Treating high blood pressure can be a time-consuming and intensive process involving multiple visits to the doctor's office for blood tests to help adjust dosing. This itself has been a significant impediment to reducing risk in people with hypertension because many patients find it inconvenient to make multiple visits or use multiple drugs, especially at full doses, which carries a higher risk of side-effects. Yusuf said the study findings point to the value of a more simplified approach, which places more emphasis on statins in the general population and adds low doses of combination blood pressure medications to the statins in patients with mild hypertension. In this study, combination therapy reduced risk among people with elevated blood pressure by 40 percent safely, without dose titration or the need for frequent blood tests.
"Most of the hypertension guidelines right now focus on what agents to use and what blood pressure to aim for, and there has been very little emphasis on the importance of statins in treating patients with hypertension," Yusuf said. "Our approach, which used a combination of moderate doses of two blood pressure lowering-drugs plus a statin, appears to produce the biggest 'bang,' in terms of reducing events, with few side effects."

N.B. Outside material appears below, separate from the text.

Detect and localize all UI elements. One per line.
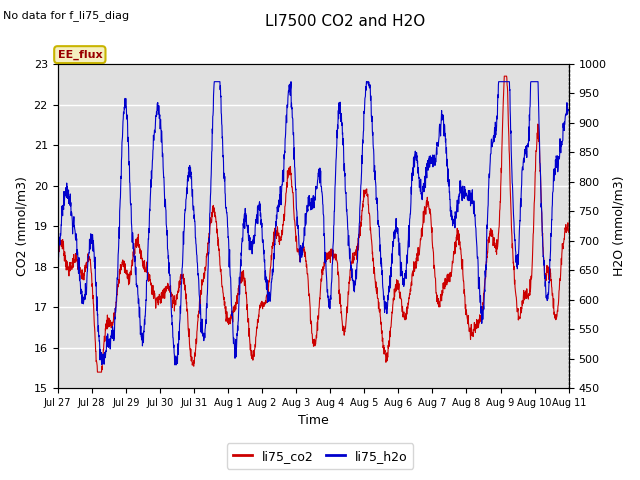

One limitation of the study is that, while it tracked patients for more than five years—a long period of time compared to most clinical trials—it can take many more years or even decades to show the full improvements in outcomes from primary disease prevention interventions. It is possible that extending the study for a longer period of time may have revealed larger benefits.
Participants will be tracked for an additional three to five years. The researchers will continue to conduct additional analyses examining the effects on cognitive decline, erectile dysfunction and vision, along with detailed analyses of potential differences among ethnic groups and geographic regions.

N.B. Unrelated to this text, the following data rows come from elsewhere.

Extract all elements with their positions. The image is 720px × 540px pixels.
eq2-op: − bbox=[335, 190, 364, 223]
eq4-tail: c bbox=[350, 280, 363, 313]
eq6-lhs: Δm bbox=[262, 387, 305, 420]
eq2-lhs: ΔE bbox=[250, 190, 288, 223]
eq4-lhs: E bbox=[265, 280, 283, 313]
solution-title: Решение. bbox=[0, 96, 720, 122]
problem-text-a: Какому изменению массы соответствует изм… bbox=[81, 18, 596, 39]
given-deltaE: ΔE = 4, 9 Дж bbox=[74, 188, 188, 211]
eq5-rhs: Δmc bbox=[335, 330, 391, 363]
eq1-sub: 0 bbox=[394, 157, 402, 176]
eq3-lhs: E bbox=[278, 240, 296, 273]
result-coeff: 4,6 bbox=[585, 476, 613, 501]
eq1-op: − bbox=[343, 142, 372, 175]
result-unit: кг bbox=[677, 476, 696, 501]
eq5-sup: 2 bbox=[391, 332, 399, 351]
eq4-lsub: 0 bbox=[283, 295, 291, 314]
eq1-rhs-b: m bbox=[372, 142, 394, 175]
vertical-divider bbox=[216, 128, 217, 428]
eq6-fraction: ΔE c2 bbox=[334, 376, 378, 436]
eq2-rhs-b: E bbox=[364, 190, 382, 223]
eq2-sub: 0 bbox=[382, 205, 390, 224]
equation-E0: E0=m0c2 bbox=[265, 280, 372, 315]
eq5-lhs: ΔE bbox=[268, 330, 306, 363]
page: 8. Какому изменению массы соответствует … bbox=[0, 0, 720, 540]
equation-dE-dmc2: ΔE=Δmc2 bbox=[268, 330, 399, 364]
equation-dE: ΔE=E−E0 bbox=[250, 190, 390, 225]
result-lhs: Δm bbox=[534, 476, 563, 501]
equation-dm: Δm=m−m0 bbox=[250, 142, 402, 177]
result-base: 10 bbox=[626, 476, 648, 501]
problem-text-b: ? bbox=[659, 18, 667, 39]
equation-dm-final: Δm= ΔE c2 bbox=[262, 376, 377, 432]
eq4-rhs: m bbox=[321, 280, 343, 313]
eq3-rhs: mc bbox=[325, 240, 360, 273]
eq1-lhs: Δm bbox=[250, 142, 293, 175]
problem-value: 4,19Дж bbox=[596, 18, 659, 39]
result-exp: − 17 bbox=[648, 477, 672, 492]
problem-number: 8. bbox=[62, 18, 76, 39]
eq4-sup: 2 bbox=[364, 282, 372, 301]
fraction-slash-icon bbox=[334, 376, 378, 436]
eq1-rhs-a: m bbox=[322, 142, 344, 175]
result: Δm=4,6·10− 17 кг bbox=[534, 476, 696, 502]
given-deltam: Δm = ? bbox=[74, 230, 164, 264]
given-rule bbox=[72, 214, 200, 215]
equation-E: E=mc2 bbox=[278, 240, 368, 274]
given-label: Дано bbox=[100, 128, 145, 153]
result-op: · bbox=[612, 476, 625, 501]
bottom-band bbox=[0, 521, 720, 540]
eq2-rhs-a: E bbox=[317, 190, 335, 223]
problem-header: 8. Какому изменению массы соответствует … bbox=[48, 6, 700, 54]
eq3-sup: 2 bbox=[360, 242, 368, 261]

The study was funded by the Canadian Institutes of Health Research and AstraZeneca, the manufacturer of the drugs tested. The study was independently designed and conducted by the Population Health Research Institute at McMaster University and Hamilton Health Sciences in Canada, which conducts epidemiologic studies and clinical trials in more than 50 countries.
Yusuf, Lonn and Bosch have received institutional research grants from several pharmaceutical companies, and Yusuf and Lonn have served as consultants for several pharmaceutical companies.
The results of the study will be simultaneously published in three reports online in the New England Journal of Medicine at the time of presentation.